CVE-2024-11691: 
NixOS vulnerability analysis and mitigation

CVE-2024-11691 is a high-severity vulnerability discovered in WebGL operations affecting Apple silicon M series devices. The vulnerability was disclosed on November 26, 2024, and affects Firefox < 133, Firefox ESR < 128.5, Firefox ESR < 115.18, Thunderbird < 133, Thunderbird < 128.5, and Thunderbird < 115.18. The vulnerability was discovered by researchers Dohyun Lee, Youngho Choi, and Geumhwan Cho from Korea University (Mozilla Advisory).

The vulnerability is classified as an out-of-bounds write vulnerability (CWE-787) that could lead to memory corruption due to a flaw in Apple's GPU driver. The issue specifically affects WebGL operations on Apple M series hardware, while other platforms remain unaffected. The vulnerability has received a CVSS v3.1 base score of 8.8 (HIGH) with the vector string CVSS:3.1/AV:N/AC:L/PR:N/UI:R/S:U/C:H/I:H/A:H (NVD).
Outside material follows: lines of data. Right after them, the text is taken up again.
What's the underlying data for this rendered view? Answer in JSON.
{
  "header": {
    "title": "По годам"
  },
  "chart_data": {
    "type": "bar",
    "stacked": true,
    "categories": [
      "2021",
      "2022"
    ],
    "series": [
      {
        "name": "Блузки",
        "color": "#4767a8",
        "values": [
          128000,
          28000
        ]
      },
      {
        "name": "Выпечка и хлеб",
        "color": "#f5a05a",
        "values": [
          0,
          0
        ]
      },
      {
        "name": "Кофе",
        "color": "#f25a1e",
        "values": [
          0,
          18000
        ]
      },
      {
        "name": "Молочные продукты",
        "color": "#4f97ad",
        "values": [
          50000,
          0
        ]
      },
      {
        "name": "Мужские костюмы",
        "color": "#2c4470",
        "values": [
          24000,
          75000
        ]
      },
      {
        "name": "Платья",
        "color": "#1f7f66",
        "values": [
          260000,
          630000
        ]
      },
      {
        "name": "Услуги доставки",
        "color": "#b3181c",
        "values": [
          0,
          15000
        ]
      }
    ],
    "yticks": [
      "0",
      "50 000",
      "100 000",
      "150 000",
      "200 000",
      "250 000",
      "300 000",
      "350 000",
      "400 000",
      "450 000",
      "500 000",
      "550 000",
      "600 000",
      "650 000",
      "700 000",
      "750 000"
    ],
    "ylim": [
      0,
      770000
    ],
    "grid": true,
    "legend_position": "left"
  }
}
The vulnerability could lead to memory corruption and potential arbitrary code execution through out-of-bounds write operations. The high CVSS score indicates that successful exploitation could result in significant impacts to confidentiality, integrity, and availability of the affected systems (Mozilla Advisory).

The vulnerability has been patched in Firefox 133, Firefox ESR 128.5, Firefox ESR 115.18, Thunderbird 133, Thunderbird 128.5, and Thunderbird 115.18. Users are advised to update their applications to these versions or later to mitigate the risk (Mozilla Advisory).